“Islam is the worst mistake the Kurds ever made.”
The Kurds trace their heritage to the ancient Medes of the region. They converted to Islam as a people during the time of the Crusades, under pressure from the Ottoman Empire. Islam requires even non-Arab believers to read the Koran in Arabic, to pray in Arabic, because Arabic is God’s language. When Kurds pray to Allah, they recite their prayers in the language of their conquerors.
Kirmanji, not Arabic, is the language a Kurdish woman speaks to the baby at her breast. At the time when I lived in Syria, my Kurdish friends hid Kirmanji literature in their homes, because it was illegal to read or write in Kirmanji. At their Nuroz festivals and at weddings the Kurds recite poetry and sing songs in Kirmanji, so that their children won’t forget the language they are not allowed to read or write.
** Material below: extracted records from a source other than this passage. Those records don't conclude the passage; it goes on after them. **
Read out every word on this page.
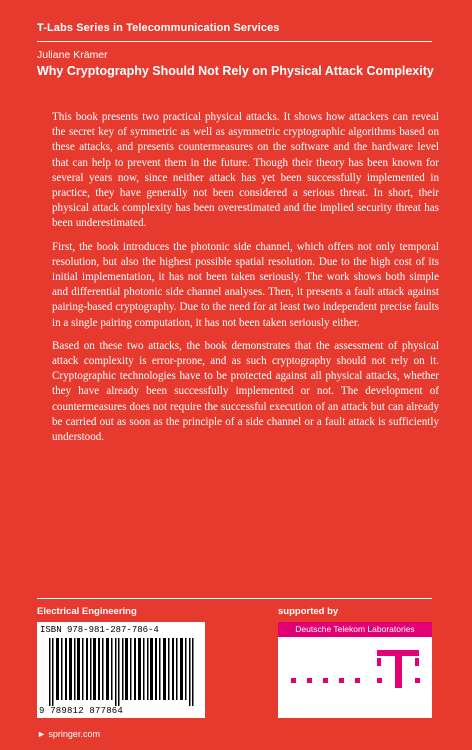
T-Labs Series in Telecommunication Services
Juliane Krämer
Why Cryptography Should Not Rely on Physical Attack Complexity

This book presents two practical physical attacks. It shows how attackers can reveal the secret key of symmetric as well as asymmetric cryptographic algorithms based on these attacks, and presents countermeasures on the software and the hardware level that can help to prevent them in the future. Though their theory has been known for several years now, since neither attack has yet been successfully implemented in practice, they have generally not been considered a serious threat. In short, their physical attack complexity has been overestimated and the implied security threat has been underestimated.

First, the book introduces the photonic side channel, which offers not only temporal resolution, but also the highest possible spatial resolution. Due to the high cost of its initial implementation, it has not been taken seriously. The work shows both simple and differential photonic side channel analyses. Then, it presents a fault attack against pairing-based cryptography. Due to the need for at least two independent precise faults in a single pairing computation, it has not been taken seriously either.

Based on these two attacks, the book demonstrates that the assessment of physical attack complexity is error-prone, and as such cryptography should not rely on it. Cryptographic technologies have to be protected against all physical attacks, whether they have already been successfully implemented or not. The development of countermeasures does not require the successful execution of an attack but can already be carried out as soon as the principle of a side channel or a fault attack is sufficiently understood.

Electrical Engineering
ISBN 978-981-287-786-4
9 789812 877864
► springer.com
supported by
Deutsche Telekom Laboratories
Sanaa told us that her sister would be married at the end of the month, that there would be dancing, and singing in Kirmanji, and music played on the tanbur, a stringed instrument beloved of the Kurds. Family members would honor the bride and groom by reciting Kurdish love poems, though the books they came from were illegal to print and distribute in Syria.
“The mullah came and told my father not to allow alcohol or pork at the wedding—and not to spend money on the feast, neither food nor drink, for that would wipe out the blessing,” Sanaa told us.
And she went on, “But the wedding must be Kurdish. We will feast and sing and dance. On that day, we will forget about Islam.”
In the northern part of Syria, called Kurdistan only in whispers, the Kurds still hold tightly to their songs and poetry and music, teaching these things to the next generation in quiet courtyards and inner rooms.
I pulled out my memo pad and wrote down Sanaa’s words as we sipped our tea. I didn’t want to forget.
Then the Call to Prayer broke our silence, invading the air around us. This was the same recording—the same male voice I heard broadcast five times a day, the same voice that called out from every mosque in Syria. In the old days, muezzins used to climb the minaret to chant the call to prayer for their community—but now the muezzin simply presses a play button. Or maybe the recording is set on a timer nowadays and there isn’t a real muezzin at all.
God is Great
is his prophet
Five times a day we heard the Call to Prayer, and I found that I was beginning to understand the Arabic words.
Rise up to pray
Sanaa spoke in a low voice, “But no one is praying.”